The project is a collaborative effort among The University of Texas at Austin, Emerson Process Management, Honeywell Automation and Control Solutions, Invensys, Rockwell Automation, American Institute of Chemical Engineers, National Center for Manufacturing Sciences, University of California Los Angeles and Nimbis Services.
The development process includes industrial test beds with actual manufacturing data:
The first two test beds funded by the DOE Clean Energy Manufacturing contract will be at a General Dynamics Army Munitions plant to optimize heat treating furnaces and at a Praxair Hydrogen Processing plant to optimize steam methane reforming furnaces.
The release also shared the news that the principal investigator for this project is Professor Thomas Edgar, Director of the University of Texas at Austin Energy Institute and Professor of Chemical Engineering.
I turned to Emerson’s Pete Sharpe to be able to share more about this project. Pete explained that for the Praxair test bed, the team was planning to apply novel Emerson temperature and gas analytical techniques on a steam methane reformer. These units are very large furnaces, the size of a small, 3-story house with temperatures that are extremely harsh (~2000 Deg F) on the inside of the furnace.The team will be researching various temperature technologies including Rosemount high-temperature sapphire sensors, Infrared (IR), and others. Emerson will supply additional O2 and combustible sensors in various locations around the furnace to provide sufficient measurements to solve a high-fidelity model on the Smart Manufacturing (SM) platform.

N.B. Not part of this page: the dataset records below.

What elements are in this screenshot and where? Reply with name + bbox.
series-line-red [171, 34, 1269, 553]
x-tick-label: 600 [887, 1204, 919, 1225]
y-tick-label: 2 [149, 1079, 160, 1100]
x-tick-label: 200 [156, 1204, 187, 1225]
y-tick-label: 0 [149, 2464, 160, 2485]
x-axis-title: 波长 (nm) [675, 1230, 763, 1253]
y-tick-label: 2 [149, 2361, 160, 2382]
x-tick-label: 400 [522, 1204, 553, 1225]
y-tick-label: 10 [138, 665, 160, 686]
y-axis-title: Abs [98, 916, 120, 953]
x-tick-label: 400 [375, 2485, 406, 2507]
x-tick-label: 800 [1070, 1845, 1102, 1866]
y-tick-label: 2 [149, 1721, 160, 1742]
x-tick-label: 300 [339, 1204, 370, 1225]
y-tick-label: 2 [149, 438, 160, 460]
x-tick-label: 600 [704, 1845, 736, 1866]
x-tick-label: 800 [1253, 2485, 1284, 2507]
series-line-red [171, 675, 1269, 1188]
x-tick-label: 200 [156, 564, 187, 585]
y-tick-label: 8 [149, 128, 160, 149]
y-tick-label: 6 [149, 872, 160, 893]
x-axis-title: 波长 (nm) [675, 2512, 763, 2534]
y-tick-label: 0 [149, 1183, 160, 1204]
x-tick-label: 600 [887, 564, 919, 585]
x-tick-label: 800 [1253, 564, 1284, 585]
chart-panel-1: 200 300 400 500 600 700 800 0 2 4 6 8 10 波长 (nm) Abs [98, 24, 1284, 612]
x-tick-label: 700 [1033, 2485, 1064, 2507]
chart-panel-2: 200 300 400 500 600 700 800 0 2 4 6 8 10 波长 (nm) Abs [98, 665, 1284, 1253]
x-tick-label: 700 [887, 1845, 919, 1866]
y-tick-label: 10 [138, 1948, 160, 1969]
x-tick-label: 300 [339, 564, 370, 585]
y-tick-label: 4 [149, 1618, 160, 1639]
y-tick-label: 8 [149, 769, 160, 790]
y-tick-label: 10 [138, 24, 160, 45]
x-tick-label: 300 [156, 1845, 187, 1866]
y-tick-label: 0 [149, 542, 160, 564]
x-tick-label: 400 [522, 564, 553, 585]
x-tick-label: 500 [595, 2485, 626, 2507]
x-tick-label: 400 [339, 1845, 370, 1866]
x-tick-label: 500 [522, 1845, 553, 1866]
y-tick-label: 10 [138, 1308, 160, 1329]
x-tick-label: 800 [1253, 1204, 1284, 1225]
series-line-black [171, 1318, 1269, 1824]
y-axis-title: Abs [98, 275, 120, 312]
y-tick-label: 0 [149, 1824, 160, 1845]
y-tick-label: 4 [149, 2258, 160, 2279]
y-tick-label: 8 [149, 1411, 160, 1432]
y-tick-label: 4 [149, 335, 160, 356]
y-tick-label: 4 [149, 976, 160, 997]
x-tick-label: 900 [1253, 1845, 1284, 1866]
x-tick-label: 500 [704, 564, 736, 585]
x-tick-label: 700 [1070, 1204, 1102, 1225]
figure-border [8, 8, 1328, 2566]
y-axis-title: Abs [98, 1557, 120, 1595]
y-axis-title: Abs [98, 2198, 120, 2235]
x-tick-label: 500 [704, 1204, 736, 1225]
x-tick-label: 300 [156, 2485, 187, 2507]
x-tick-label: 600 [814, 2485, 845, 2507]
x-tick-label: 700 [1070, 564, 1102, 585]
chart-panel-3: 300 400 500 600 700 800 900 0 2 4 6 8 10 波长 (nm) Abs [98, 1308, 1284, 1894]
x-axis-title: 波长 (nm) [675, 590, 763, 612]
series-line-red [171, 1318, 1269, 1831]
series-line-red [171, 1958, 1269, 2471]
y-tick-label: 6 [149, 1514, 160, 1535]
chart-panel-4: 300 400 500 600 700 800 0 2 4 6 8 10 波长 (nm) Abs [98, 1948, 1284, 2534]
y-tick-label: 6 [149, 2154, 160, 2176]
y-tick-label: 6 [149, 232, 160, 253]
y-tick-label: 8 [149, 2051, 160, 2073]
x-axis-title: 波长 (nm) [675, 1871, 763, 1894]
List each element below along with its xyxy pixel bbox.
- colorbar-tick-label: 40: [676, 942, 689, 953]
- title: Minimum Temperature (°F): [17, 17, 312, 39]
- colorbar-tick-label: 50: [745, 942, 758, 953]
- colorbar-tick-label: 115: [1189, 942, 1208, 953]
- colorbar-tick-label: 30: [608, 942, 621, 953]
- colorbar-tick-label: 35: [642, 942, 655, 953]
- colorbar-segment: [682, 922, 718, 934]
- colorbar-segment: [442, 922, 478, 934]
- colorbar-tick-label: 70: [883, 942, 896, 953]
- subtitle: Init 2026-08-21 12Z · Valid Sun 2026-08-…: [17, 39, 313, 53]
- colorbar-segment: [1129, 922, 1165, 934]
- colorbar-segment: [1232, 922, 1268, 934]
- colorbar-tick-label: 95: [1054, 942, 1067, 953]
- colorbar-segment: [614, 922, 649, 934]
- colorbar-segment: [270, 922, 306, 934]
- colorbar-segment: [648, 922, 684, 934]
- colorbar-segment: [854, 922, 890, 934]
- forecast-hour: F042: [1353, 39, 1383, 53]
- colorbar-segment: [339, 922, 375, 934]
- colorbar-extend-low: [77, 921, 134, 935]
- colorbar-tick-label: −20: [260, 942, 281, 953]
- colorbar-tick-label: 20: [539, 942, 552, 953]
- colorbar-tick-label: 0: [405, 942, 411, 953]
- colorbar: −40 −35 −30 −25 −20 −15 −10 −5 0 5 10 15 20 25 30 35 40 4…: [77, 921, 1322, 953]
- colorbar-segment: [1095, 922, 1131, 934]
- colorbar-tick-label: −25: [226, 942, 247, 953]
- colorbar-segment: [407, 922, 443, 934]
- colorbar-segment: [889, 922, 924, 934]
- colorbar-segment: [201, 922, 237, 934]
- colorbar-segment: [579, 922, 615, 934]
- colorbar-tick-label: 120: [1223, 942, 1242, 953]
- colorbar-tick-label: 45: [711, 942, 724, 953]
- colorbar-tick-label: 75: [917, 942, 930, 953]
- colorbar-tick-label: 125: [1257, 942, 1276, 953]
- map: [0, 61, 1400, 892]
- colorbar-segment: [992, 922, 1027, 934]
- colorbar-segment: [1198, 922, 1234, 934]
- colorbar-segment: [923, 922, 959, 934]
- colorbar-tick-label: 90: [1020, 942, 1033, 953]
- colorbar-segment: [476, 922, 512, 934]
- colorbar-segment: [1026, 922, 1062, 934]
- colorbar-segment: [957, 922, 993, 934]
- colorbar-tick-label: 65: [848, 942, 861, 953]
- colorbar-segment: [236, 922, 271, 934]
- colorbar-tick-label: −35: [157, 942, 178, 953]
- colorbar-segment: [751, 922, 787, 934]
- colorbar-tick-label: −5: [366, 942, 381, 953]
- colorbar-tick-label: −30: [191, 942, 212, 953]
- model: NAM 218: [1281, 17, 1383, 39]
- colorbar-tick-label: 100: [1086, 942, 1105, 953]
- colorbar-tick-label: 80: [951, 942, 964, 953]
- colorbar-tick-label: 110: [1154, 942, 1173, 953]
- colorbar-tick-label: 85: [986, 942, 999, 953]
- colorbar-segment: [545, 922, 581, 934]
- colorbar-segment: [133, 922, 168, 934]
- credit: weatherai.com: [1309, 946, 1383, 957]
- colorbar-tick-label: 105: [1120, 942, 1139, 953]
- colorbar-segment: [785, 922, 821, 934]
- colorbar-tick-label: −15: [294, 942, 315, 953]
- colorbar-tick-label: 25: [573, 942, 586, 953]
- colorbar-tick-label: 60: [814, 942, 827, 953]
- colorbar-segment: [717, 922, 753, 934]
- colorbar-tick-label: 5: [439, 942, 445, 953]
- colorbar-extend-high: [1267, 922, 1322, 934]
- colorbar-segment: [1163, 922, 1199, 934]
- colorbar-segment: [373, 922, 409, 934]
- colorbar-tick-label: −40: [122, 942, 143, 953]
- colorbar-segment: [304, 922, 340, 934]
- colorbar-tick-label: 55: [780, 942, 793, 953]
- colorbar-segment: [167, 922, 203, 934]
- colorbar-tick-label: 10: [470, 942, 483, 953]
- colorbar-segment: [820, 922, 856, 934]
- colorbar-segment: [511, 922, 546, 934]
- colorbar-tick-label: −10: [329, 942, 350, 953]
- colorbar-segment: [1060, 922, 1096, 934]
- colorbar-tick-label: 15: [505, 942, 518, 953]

These new sensors will be brought in over on an IEC 62591 wireless network and made available to the DeltaV control system and the SM platform applications. A high-fidelity model in the cloud will be exercised to populate a reduced order model, which can be used to optimize the furnace combustion process.
The optimizer results and targets will be written back from the SM Platform to the DeltaV control system, which will make the adjustments to the process. The project also includes plans for adding a number of Emerson devices to measure and control fuel and air flows to different zones in the furnace to maximize heater efficiency. The team will be using DeltaV PredictPro model predictive control to adjust the fuel and air in a safe, stable manner in a fast, redundant control platform.
The desired results of the collaborative project are to show how “…real-time management of energy use as a key driver in business decisions can be applied across many small, medium, and large U.S. manufacturing companies.”